Correct model assumptions are vital for engineering cost-effective solutions. OpenFOAM coupled with DUO for reacting flow is an excellent CFD platform with vastly lower licensing costs. It is extendable and transparent, to remove guesses about model parameters or methods for reactor design and scale-up.
Case Study - 5
Bioreactor Mixing and VVM
The amount of air added to a bubble column, fermenter, or bio-reactor are important variables for mixing as well as oxygen transfer. Both VVM (volume of air per minute per vessel volume) and sparger design play a role to achieve good mixing and minimize dead zones. A ring sparger placed near the perimeter and bottom of a large vessel (100,000-L) was analyzed using CFD. A snapshot of the air volume fraction for a VVM of 0.14 (left) and VVM of 0.5 (right) is shown below. At low VVM (0.14), air by-passes most of the water with little tank mixing for a poorly mixed system. At higher VVM (0.5), both phases mix well in a chaotic manner except near the vessel bottom due to the particular sparger design. Improved sparger designs and high VVM support a well mixed bio-reactor with minimal dead zones. When needed, impeller mixing can be added when high OTR (Oxygen Transfer Rate) is required for high activity biological reactors.
Case Study - 6
CFD automated optimization with machine learning
Optimized solutions for chemical reactors were developed by coupling CFD with automated optimization tools using the principles of machine learning. Open-source CFD (OpenFOAM) coupled with chemical reactor (DETCHEM) and optimization (DAKOTA) tools found unique design spaces. The published example focused on methane partial oxidation, where the peak temperature was reduced by 120 C, while concurrently increasing hydrogen yield per volume by 1.6x.
Automated CFD optimization builds on machine learning. Apply to any system described with numerical techniques such as CFD to optimize any or many metrics (cost, weight, productivity, yield, design life, pressure drop).
Case Study - 7
In monolith reactor systems (like an automotive catalytic converter) laminar flow inside millimeter scale channels is bounded by upstream and downstream turbulent flow.

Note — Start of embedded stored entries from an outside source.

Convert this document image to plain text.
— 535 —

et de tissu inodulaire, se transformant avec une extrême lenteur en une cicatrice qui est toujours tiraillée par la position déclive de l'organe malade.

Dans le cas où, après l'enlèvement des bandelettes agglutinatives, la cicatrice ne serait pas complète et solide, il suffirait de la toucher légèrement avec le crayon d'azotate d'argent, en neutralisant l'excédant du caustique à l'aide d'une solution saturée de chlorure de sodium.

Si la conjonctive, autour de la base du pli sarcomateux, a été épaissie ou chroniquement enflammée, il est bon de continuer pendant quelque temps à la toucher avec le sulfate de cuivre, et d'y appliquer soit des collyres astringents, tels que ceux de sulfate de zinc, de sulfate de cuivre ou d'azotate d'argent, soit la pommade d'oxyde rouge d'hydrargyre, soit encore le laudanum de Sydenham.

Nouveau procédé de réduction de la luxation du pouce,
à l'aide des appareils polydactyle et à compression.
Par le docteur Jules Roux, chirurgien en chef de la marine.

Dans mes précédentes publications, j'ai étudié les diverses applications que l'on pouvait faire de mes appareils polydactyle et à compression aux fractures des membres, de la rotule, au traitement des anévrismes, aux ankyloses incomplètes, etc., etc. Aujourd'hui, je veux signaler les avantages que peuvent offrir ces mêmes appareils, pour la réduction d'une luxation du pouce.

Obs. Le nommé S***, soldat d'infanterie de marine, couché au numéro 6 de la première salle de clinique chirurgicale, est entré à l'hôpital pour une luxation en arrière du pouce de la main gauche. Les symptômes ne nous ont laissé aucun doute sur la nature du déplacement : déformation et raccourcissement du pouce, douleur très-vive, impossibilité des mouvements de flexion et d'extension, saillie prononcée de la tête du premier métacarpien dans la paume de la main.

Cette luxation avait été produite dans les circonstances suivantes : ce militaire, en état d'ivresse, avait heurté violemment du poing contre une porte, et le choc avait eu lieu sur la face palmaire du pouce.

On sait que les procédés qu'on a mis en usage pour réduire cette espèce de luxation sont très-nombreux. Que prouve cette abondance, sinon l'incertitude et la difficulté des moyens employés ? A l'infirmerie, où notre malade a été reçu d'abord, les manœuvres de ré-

In some applications, like determining the optimal placement of an automotive lambda probe (oxygen sensor), accurate downstream modeling is important. Capturing the transient transition regime between laminar to turbulent flow, is only possible with computationally intensive Large Eddy Simulation (LES) turbulence models. The upstream section was simulated using a k-Omega SST RANS turbulent model which averages transient eddies.
Tonkomo collaborated with the Karlsurhe Institute of Technology to develop computationally efficient methods to analyze the upstream and downstream regions of a monolith reactor. This time-saving approach allows engineers to focus precious computational resources on the critical problem, such as the turbulent flow field downstream of the monolith.
The new method is substantially faster than conventional CFD, while still allowing exploration of subtle features like the transition from laminar to turbulent flow downstream of the monolith. The movie clearly shows the transition from laminar to turbulence at about a half-monolith diameter downstream. The movie covers about 0.02 seconds, capturing the outlet velocity (in m/s) from 30 outlets near the center of the monolith. The full simulation domain was 39 mm high x 48 mm wide x 60 mm long.